Le password di hashing sono una difesa contro un attacco specifico. L'attacco è: rubare una copia dell'intero file di password (tabella utenti, ldap db, ecc.), Scaricarlo sul proprio computer e tentare di recuperare le password degli utenti. L'obiettivo dell'attacco è: trovare utenti che riutilizzino i loro nomi utente e password attraverso i siti Web e accedere agli account di posta elettronica, banca, social network e altri utenti di tali utenti.

La difesa delle hashing-password funziona così: le password non vengono archiviate direttamente e qualsiasi tentativo di recuperare le password originali richiede che l'autore dell'attacco esegua una quantità di lavoro estremamente grande, almeno rispetto al lavoro richiesto per controlla se una password che l'utente inserisce quando effettua il login corrisponde alla password sul file. Ci sono molte varianti su questa difesa, inclusa la scelta di hash migliori, salatura degli hash, iterazione degli hash, ecc., Il loro scopo è quello di rendere la difesa migliore di altrimenti e difendersi da varianti dell'attacco che sono in grado di muoversi le difese più semplici.

La difesa delle hashing-password non è una difesa contro qualsiasi attacco.
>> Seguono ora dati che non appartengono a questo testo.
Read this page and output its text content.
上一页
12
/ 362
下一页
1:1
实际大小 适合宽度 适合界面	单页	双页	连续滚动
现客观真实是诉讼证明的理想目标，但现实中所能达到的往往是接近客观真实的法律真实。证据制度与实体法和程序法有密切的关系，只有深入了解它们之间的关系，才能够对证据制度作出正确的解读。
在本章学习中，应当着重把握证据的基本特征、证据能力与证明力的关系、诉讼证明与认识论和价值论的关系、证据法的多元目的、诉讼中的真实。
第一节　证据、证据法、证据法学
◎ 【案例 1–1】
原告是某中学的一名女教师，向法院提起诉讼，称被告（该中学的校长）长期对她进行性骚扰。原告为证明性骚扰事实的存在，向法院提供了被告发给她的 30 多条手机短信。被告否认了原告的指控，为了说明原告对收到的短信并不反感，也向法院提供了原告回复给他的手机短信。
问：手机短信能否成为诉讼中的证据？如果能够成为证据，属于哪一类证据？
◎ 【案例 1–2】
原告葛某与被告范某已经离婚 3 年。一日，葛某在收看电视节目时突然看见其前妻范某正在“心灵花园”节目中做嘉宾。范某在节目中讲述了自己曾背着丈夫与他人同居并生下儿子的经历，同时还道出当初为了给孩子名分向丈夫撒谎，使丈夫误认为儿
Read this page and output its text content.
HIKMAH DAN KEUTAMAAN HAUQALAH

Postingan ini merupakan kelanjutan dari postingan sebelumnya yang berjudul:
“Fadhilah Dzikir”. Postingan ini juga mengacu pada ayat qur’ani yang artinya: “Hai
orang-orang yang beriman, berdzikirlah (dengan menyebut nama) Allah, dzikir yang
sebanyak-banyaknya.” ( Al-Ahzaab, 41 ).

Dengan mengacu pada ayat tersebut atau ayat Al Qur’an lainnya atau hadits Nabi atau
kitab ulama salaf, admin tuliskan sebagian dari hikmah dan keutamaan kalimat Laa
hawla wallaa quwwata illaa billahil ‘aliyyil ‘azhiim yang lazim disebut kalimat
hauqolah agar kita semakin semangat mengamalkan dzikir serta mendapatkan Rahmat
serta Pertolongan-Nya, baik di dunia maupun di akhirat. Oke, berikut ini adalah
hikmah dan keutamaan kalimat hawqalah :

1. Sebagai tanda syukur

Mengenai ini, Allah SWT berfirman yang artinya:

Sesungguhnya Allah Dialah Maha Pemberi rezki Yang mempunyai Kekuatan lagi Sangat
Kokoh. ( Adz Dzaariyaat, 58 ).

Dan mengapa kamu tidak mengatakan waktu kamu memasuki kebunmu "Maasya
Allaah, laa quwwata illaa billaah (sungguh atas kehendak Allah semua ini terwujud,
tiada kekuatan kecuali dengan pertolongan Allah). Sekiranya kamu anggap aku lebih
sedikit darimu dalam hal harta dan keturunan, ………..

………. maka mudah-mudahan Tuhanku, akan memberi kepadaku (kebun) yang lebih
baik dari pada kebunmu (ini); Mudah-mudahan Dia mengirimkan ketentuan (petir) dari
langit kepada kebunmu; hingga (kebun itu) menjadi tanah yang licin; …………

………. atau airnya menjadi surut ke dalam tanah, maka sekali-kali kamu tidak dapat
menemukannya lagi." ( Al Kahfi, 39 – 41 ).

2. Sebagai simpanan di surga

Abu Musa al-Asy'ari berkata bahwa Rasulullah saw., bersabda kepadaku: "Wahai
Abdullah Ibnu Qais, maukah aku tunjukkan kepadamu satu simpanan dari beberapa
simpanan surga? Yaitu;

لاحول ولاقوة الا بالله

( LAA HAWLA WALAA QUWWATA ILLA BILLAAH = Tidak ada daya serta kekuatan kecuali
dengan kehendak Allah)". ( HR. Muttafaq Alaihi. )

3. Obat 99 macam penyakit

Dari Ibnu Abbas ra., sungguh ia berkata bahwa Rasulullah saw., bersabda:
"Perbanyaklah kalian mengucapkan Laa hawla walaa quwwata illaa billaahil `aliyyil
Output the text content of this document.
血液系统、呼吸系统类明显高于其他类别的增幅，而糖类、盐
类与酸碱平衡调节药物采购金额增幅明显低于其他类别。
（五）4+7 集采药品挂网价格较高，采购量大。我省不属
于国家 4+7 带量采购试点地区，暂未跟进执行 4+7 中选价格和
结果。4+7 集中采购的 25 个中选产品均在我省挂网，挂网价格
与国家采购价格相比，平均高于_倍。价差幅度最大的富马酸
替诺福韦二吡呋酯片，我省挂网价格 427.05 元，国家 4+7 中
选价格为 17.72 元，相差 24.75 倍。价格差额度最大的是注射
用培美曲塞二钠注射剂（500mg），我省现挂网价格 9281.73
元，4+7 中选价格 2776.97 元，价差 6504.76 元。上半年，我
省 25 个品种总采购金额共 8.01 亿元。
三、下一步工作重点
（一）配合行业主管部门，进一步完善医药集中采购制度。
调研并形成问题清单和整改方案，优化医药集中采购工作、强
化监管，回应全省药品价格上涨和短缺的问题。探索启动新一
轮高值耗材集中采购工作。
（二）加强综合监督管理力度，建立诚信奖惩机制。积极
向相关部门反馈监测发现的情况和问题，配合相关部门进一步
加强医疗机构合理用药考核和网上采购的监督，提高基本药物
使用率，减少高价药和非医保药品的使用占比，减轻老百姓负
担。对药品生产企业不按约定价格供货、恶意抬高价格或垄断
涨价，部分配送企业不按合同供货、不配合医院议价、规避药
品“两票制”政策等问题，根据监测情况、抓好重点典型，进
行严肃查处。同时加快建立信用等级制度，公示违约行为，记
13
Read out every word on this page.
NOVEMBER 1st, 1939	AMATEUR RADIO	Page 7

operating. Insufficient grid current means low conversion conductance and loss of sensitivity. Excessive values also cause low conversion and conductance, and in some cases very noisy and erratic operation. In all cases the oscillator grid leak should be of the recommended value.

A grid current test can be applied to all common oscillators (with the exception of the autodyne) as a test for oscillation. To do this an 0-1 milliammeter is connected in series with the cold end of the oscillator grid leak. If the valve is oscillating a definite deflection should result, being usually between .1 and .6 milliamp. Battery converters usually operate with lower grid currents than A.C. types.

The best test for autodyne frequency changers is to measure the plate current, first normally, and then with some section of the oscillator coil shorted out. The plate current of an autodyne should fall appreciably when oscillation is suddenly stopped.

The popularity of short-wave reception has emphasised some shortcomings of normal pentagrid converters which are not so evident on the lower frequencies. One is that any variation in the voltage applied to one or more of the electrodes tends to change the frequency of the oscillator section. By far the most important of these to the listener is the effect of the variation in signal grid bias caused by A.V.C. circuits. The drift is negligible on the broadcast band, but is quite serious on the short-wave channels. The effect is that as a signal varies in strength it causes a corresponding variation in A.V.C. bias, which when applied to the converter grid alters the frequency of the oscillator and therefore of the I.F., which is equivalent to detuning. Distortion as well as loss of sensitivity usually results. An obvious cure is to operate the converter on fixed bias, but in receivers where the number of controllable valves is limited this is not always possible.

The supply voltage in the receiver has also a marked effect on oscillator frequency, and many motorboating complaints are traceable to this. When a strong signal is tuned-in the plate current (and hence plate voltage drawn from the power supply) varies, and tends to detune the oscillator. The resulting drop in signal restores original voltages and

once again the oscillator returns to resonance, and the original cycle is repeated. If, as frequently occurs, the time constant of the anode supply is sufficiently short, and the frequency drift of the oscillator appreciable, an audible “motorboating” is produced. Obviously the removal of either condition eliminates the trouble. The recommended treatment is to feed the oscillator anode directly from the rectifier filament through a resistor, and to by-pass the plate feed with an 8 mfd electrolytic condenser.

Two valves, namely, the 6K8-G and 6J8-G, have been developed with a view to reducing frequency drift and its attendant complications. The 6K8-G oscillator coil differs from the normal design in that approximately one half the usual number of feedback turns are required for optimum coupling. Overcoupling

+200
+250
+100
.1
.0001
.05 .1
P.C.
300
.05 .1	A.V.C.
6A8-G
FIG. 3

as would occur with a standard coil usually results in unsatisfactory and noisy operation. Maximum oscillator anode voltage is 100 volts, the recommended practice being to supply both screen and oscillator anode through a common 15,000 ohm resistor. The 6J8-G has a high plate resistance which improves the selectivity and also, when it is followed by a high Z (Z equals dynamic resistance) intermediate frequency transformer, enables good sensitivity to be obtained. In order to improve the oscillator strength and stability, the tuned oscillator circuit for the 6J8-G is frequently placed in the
Ad esempio, non è di aiuto nei confronti di un attacco in cui l'autore dell'attacco acquisisce accesso al database in modo arbitrario, riscrive tutte le password degli utenti e accede a tutti gli account degli utenti su quel sito. La difesa difende solo dall'attacco di furto di password offline.

Quindi è necessario essere consapevoli dei diversi tipi di attacchi e difendersi da ognuno di essi usando una difesa che funziona contro quel tipo di attacco.

Hai ragione, se un utente malintenzionato ottiene l'accesso in scrittura può modificare le password di altre persone e accedere agli account. Lo scopo principale della salatura delle password è di alzare il livello delle password di cracking (che potrebbe essere utile anche se un utente malintenzionato ha accesso in scrittura poiché scoprire la password di qualcuno potrebbe consentire all'utente malintenzionato di accedere agli altri account dell'utente poiché le persone riutilizzano continuamente le password).

Ora, detto questo, è importante ricordare alcune sottigliezze quando si tratta dei benefici dei sali. Ad esempio, se l'utente malintenzionato si preoccupa solo di rompere la tua password individuale, i sali non aiutano molto. Aiutano davvero quando l'aggressore tenta di craccare quante più password possibile.

Ad esempio, assumiamo che ci siano N possibili password e M possibili sali. Se l'utente malintenzionato vuole crackare la propria password, estrarrà il sale dal database e tenterà tutte le password N, e alla fine lo otterrà.

Ora, se l'hacker vuole solo craccare il maggior numero possibile, dovrà provare ognuna delle password N con ciascuno dei sali M, il che significa che dovrà fare calcoli NM.

Per inciso, è utile includere il nome utente / userid come addizionale per la password. In questo modo due utenti con la stessa password non ottengono la stessa password con hash.